Regeln sind nie für die Ewigkeit gemacht. Regeln müssen immer wieder auf Sinn und Tauglichkeit überprüft und im Alltag verhältnismässig angewendet werden. Insofern haben die Deregulierer einen Punkt. In einer freien und demokratischen Gesellschaft ändern sich Regeln dauernd: Das Konkubinatsverbot fiel, als immer mehr junge Leute sich nicht mehr daran hielten; die Krawattenpflicht in Rats- und Konzertsälen ging schleichend vergessen; kantonale Angestellte ziehen nicht mehr den Hut, sondern duzen ihre Regierungsrät*innen; das Recht auf körperliche Züchtigung durch Eltern und Lehrer, längst ein No-Go. Regeln entstehen auch neu: Das Rauchen in öffentlichen Räumen wurde geächtet, dann verboten; auf Druck der engagierten Bürger*innen wurden Moore und markante Einzelbäume als wertvoll eingestuft und geschützt, als es fast keine mehr gab.
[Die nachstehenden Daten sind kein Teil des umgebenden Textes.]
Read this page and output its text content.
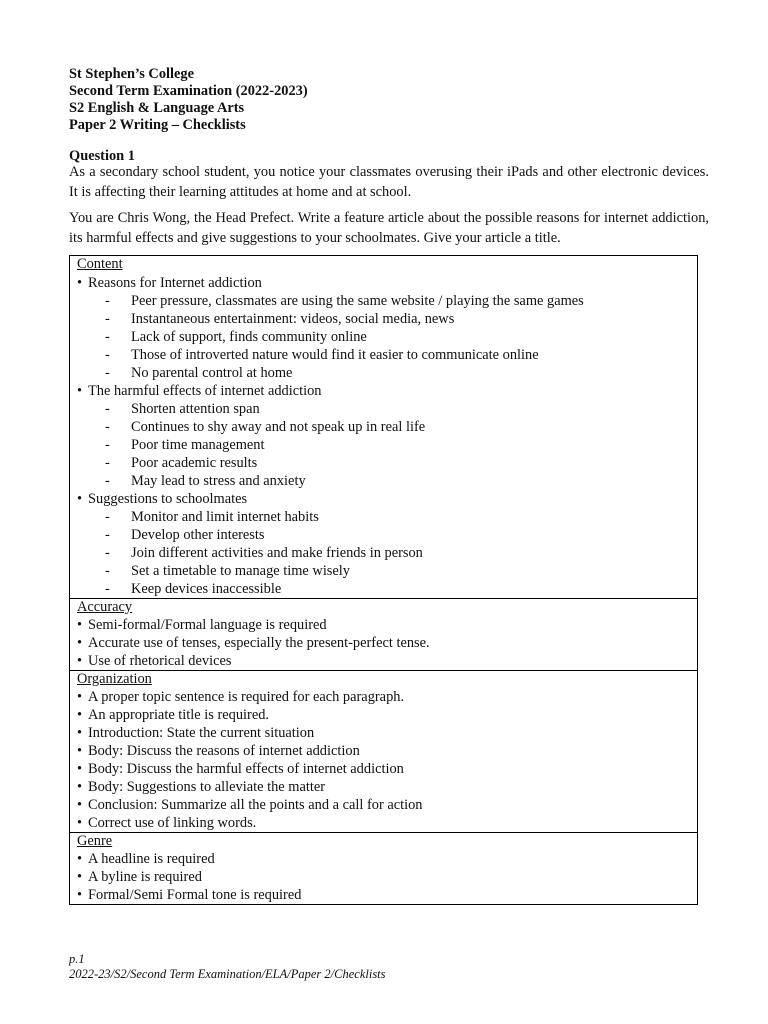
St Stephen’s College
Second Term Examination (2022-2023)
S2 English & Language Arts
Paper 2 Writing – Checklists
Question 1
As a secondary school student, you notice your classmates overusing their iPads and other electronic devices. It is affecting their learning attitudes at home and at school.
You are Chris Wong, the Head Prefect. Write a feature article about the possible reasons for internet addiction, its harmful effects and give suggestions to your schoolmates. Give your article a title.
Content
• Reasons for Internet addiction
- Peer pressure, classmates are using the same website / playing the same games
- Instantaneous entertainment: videos, social media, news
- Lack of support, finds community online
- Those of introverted nature would find it easier to communicate online
- No parental control at home
• The harmful effects of internet addiction
- Shorten attention span
- Continues to shy away and not speak up in real life
- Poor time management
- Poor academic results
- May lead to stress and anxiety
• Suggestions to schoolmates
- Monitor and limit internet habits
- Develop other interests
- Join different activities and make friends in person
- Set a timetable to manage time wisely
- Keep devices inaccessible
Accuracy
• Semi-formal/Formal language is required
• Accurate use of tenses, especially the present-perfect tense.
• Use of rhetorical devices
Organization
• A proper topic sentence is required for each paragraph.
• An appropriate title is required.
• Introduction: State the current situation
• Body: Discuss the reasons of internet addiction
• Body: Discuss the harmful effects of internet addiction
• Body: Suggestions to alleviate the matter
• Conclusion: Summarize all the points and a call for action
• Correct use of linking words.
Genre
• A headline is required
• A byline is required
• Formal/Semi Formal tone is required
p.1
2022-23/S2/Second Term Examination/ELA/Paper 2/Checklists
Wir können und dürfen uns als Betroffene über Gesetze und deren Vollzieher aufregen. Alle laufen gelegentlich an einer Regel auf, die sie nicht verstehen (wollen). Der feine, aber entscheidende Unterschied zur Willkür von Autokraten: Unsere geschriebenen und ungeschriebenen Beschränkungen der individuellen Freiheit entwickeln sich aus der Bevölkerung heraus. Die Politik fügt sie in demokratischen Prozessen ins Rechtssystem ein. Und sie gelten dann für alle. Selbst um den Preis, dass sich eine Tiefenbohrung verzögert.

So viel muss uns die regelbasierte Demokratie wert sein. Sie ist der kostbare und zerbrechliche Ast, auf dem wir alle selbst sitzen.

12. September 2025 – paul.huber@luzern60plus.ch
 

Zur Person
Paul Huber, geboren 1947, war vor seiner Wahl in den Regierungsrat des Kantons Luzern als Primarlehrer, Lehrplanentwickler und Gewerkschaftssekretär im Zentralsekretariat des VPOD tätig. Nach 16 Jahren Tätigkeit im Justiz-, Gemeinde- und Kulturdepartement (1987 bis 2003) hatte er verschiedene staatliche, privatwirtschaftliche und gemeinnützige Führungsfunktionen inne. Fragen des gesellschaftlichen Zusammenlebens stehen für den promovierten Historiker noch immer im Zentrum seines Interesses.